Refining and processing

Merey 16: Inside the blending formula that has become a symbol of Venezuela

When different types of crude are compared, the mistaken idea sometimes arises that one type of oil is intrinsically “better” than another, but from a process engineering and asset-optimization perspective, the reality is very different.

by Lucía Martínez 2026-01-15
2026-01-15
Representación ilustrativa (no exacta) de las densidad comparadas entre el crudo venezolano y otros de distinto tipo.
Representación ilustrativa (no exacta) de las densidad comparadas entre el crudo venezolano y otros de distinto tipo.

Merey 16 is the flagship product of Venezuela’s Orinoco Oil Belt. Technically, it is defined as a heavy crude, with an API gravity of around 16 degrees and a substantial sulfur content, roughly between 2.5% and 3.4%.

Its molecular structure consists of a complex architecture of long-chain hydrocarbons and dense aromatic rings. When different crude types are compared, a common misconception sometimes arises that one type of oil is inherently “better” than another. From a process engineering and asset-optimization perspective, however, the reality is very different.

Engineers generally do not speak in terms of absolute quality but rather of technical specificity. In this context, Merey 16 is a crude that requires a certain level of technological development in refining. Due to its high viscosity and density, it cannot be processed at just any refinery.

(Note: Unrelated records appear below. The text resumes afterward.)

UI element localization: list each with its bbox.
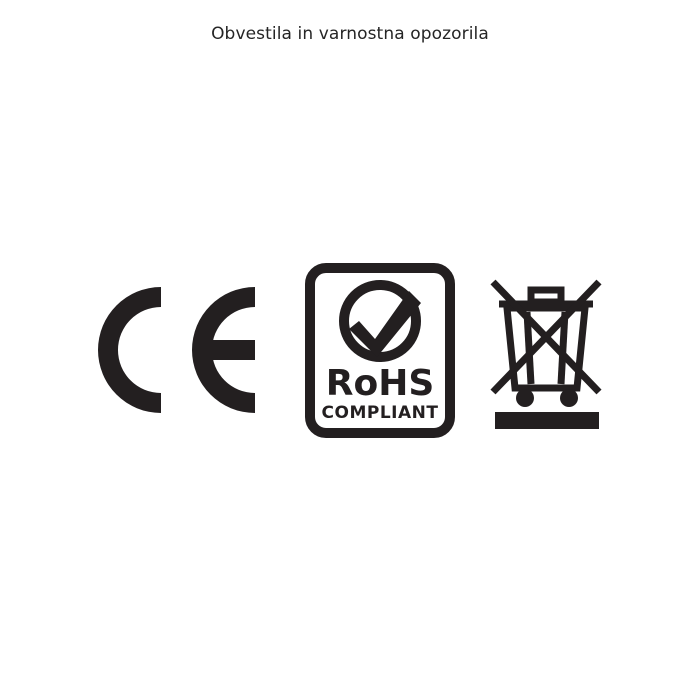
rohs-line2: COMPLIANT xyxy=(321,402,439,423)
compliance-symbol-row xyxy=(0,255,700,445)
rohs-line1: RoHS xyxy=(325,362,435,404)
page-title: Obvestila in varnostna opozorila xyxy=(211,24,489,44)
rohs-compliant-icon xyxy=(305,263,455,438)
ce-mark-icon xyxy=(89,275,279,425)
weee-bin-icon xyxy=(481,260,611,440)
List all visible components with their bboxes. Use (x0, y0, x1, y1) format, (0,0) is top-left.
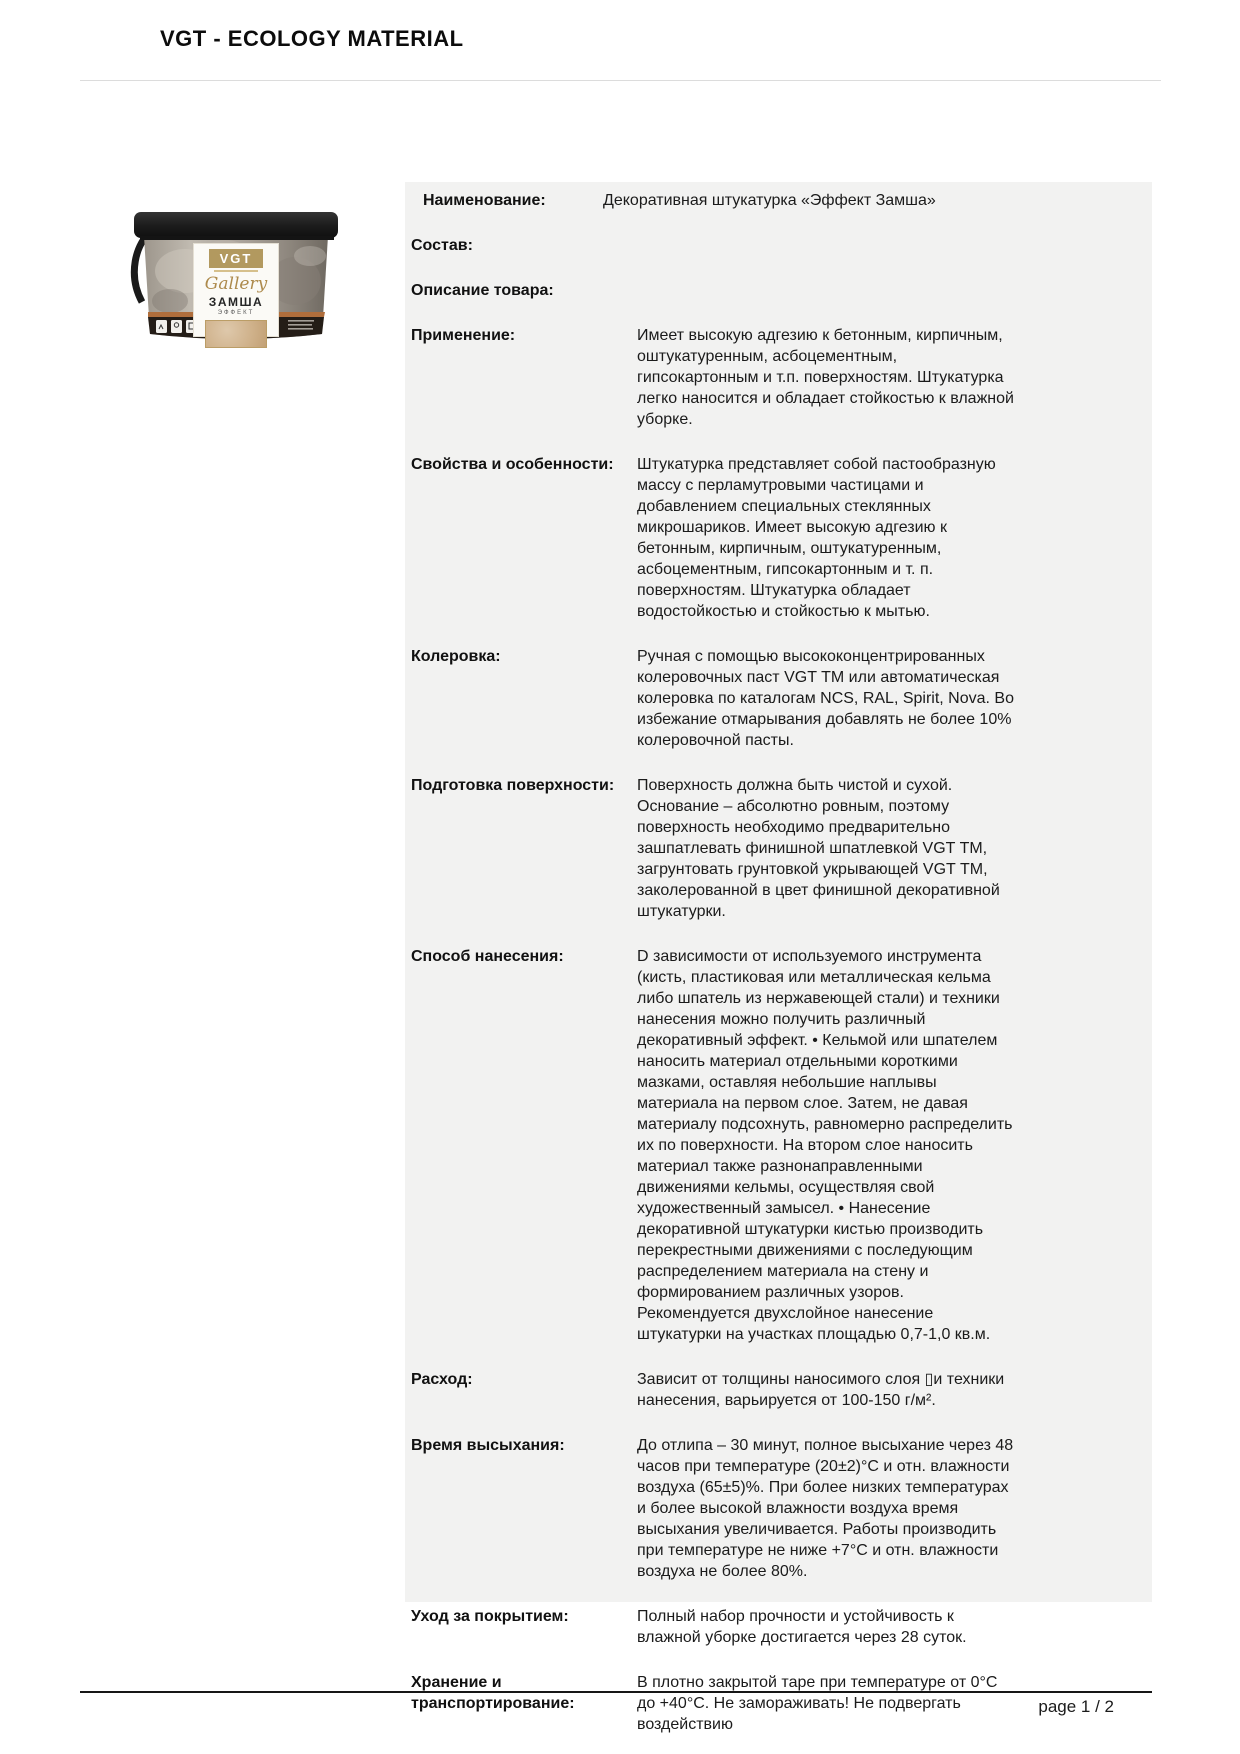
spec-row (405, 646, 1152, 751)
product-name: ЗАМША (208, 295, 264, 309)
brand-logo: VGT (209, 249, 263, 268)
spec-value: Поверхность должна быть чистой и сухой. Основание – абсолютно ровным, поэтому поверхность необходимо предварительно зашпатлевать финишной шпатлевкой VGT ТМ, загрунтовать грунтовкой укрывающей VGT ТМ, заколерованной в цвет финишной декоративной штукатурки. (637, 777, 1000, 920)
spec-label: Описание товара: (411, 282, 554, 299)
footer-divider (80, 1691, 1152, 1693)
spec-label: Свойства и особенности: (411, 456, 614, 473)
spec-row (405, 775, 1152, 922)
product-subtitle: ЭФФЕКТ (217, 310, 255, 316)
spec-value: Зависит от толщины наносимого слоя ▯и техники нанесения, варьируется от 100-150 г/м². (637, 1371, 1005, 1409)
spec-value: D зависимости от используемого инструмента (кисть, пластиковая или металлическая кельма либо шпатель из нержавеющей стали) и техники нанесения можно получить различный декоративный эффект. • Кельмой или шпателем наносить материал отдельными короткими мазками, оставляя небольшие наплывы материала на первом слое. Затем, не давая материалу подсохнуть, равномерно распределить их по поверхности. На втором слое наносить материал также разнонаправленными движениями кельмы, осуществляя свой художественный замысел. • Нанесение декоративной штукатурки кистью производить перекрестными движениями с последующим распределением материала на стену и формированием различных узоров. Рекомендуется двухслойное нанесение штукатурки на участках площадью 0,7-1,0 кв.м. (637, 948, 1013, 1343)
spec-label: Состав: (411, 237, 473, 254)
spec-label: Уход за покрытием: (411, 1608, 569, 1625)
spec-row (405, 1435, 1152, 1582)
spec-value: До отлипа – 30 минут, полное высыхание через 48 часов при температуре (20±2)°С и отн. влажности воздуха (65±5)%. При более низких температурах и более высокой влажности воздуха время высыхания увеличивается. Работы производить при температуре не ниже +7°С и отн. влажности воздуха не более 80%. (637, 1437, 1014, 1580)
product-image (130, 196, 342, 346)
spec-label: Хранение и транспортирование: (411, 1674, 575, 1712)
spec-label: Наименование: (423, 192, 546, 209)
bucket-label (193, 243, 279, 337)
spec-label: Колеровка: (411, 648, 501, 665)
spec-row (405, 1369, 1152, 1411)
spec-value: Ручная с помощью высококонцентрированных колеровочных паст VGT ТМ или автоматическая колеровка по каталогам NCS, RAL, Spirit, Nova. Во избежание отмарывания добавлять не более 10% колеровочной пасты. (637, 648, 1014, 749)
spec-label: Время высыхания: (411, 1437, 565, 1454)
spec-row (405, 235, 1152, 256)
spec-label: Расход: (411, 1371, 473, 1388)
texture-swatch (205, 320, 267, 348)
collection-name: Gallery (204, 274, 268, 294)
spec-value (637, 280, 1017, 301)
spec-value: Декоративная штукатурка «Эффект Замша» (603, 192, 936, 209)
brand-rule (214, 270, 258, 272)
page-number: page 1 / 2 (1038, 1697, 1114, 1716)
bucket-lid (134, 212, 338, 238)
spec-value: Полный набор прочности и устойчивость к влажной уборке достигается через 28 суток. (637, 1608, 967, 1646)
spec-value: Штукатурка представляет собой пастообразную массу с перламутровыми частицами и добавлением специальных стеклянных микрошариков. Имеет высокую адгезию к бетонным, кирпичным, оштукатуренным, асбоцементным, гипсокартонным и т. п. поверхностям. Штукатурка обладает водостойкостью и стойкостью к мытью. (637, 456, 996, 620)
spec-value (637, 235, 1017, 256)
spec-row (405, 190, 1152, 211)
spec-row (405, 946, 1152, 1345)
spec-value: В плотно закрытой таре при температуре от 0°С до +40°С. Не замораживать! Не подвергать воздействию (637, 1674, 998, 1733)
usage-pictograms (156, 320, 197, 333)
spec-value: Имеет высокую адгезию к бетонным, кирпичным, оштукатуренным, асбоцементным, гипсокартонным и т.п. поверхностям. Штукатурка легко наносится и обладает стойкостью к влажной уборке. (637, 327, 1014, 428)
fine-print-lines (288, 320, 314, 330)
spec-label: Способ нанесения: (411, 948, 564, 965)
spec-row (405, 325, 1152, 430)
spec-row (405, 280, 1152, 301)
spec-label: Подготовка поверхности: (411, 777, 615, 794)
spec-row (405, 454, 1152, 622)
spec-row (405, 1606, 1152, 1648)
header-divider (80, 80, 1161, 81)
spec-label: Применение: (411, 327, 516, 344)
page-title: VGT - ECOLOGY MATERIAL (160, 26, 464, 51)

It requires high-complexity refineries, with elevated Nelson complexity indices, equipped with coking units and hydrocracking processes. These plants are designed to break down those molecules, converting heavy residues into higher-value products.

What would be unusable residue for a simple refinery becomes, in a complex plant fed with Merey 16, the main input for producing asphalt for high-speed highways and heavy marine fuels that meet international regulations.

The global market and blending strategy

From a business standpoint, the real value lies in blending. The world’s most advanced refineries, particularly those located along the Gulf of Mexico, were designed to process a mixed slate of crudes.

Merey 16 is typically in demand for the production of asphalt, heavy fuel oil and petroleum coke, all essential for construction and industrial power generation. The tradeoff is that heavy crude usually trades at a market discount because of its higher processing costs.

By contrast, shale oil from Argentina’s Vaca Muerta formation is characterized as a light, “sweet” crude, with API gravity above 40 degrees and very low sulfur content. These differences with Merey 16 do not make the two grades competitors, as their processing requirements and end uses are very different.

Merey 16: commercialization resumes

The United States has officially begun the commercialization and sale of Venezuelan oil, with a primary focus on the flagship Merey 16 crude, completing initial transactions valued at about $500 million.

These operations are part of a broader agreement of up to $2 billion negotiated between Washington and the interim government in Caracas, following recent geopolitical events that included the capture of Nicolás Maduro and U.S. control over Venezuelan oil exports.

Merey 16, Venezuela’s characteristic heavy blend, with roughly 16 degrees API and high sulfur content, was offered this week to U.S. Gulf Coast refineries at a discount of about $6 a barrel to Brent futures. That pricing makes it more competitive than direct peers such as Western Canadian Select, which traded at a discount of about $12.50 to Brent.

As a result, Merey 16 is trading at a relative premium for U.S. refineries specialized in heavy, sour crudes, which view the Venezuelan grade as attractive due to its geographic proximity and technical characteristics.

Initial sales involve significant volumes within an authorized export framework of 30 million to 50 million barrels of Venezuelan crude to the United States, in cooperation with U.S. companies and international traders.

Firms such as Vitol and Trafigura have been designated to market and transport the oil, receiving initial cargoes of Merey 16—about 2.5 million barrels for Vitol and roughly 2.33 million for Trafigura—bound for Caribbean storage hubs such as Curacao and the Bahamas before final delivery.

Proceeds from these initial sales, the roughly $500 million cited, are being held in bank accounts overseen by U.S. authorities, with mechanisms in place to distribute benefits among Venezuelan parties, U.S. companies and the federal government. Funds allocated to Venezuela are restricted exclusively to the purchase of U.S.-manufactured products, in line with the terms of the agreement.

The development marks a sharp shift in Venezuelan export flows, which had previously been directed largely to China and other Asian markets under sanctions. Now, Merey 16 is being redirected in a controlled manner to the U.S. market, benefiting Gulf Coast refineries and potentially reducing reliance on Canadian heavy crude or other sources. More transactions are expected in the coming days and weeks, a trend that could cement Merey 16 as a key component of the Western Hemisphere heavy crude balance in 2026.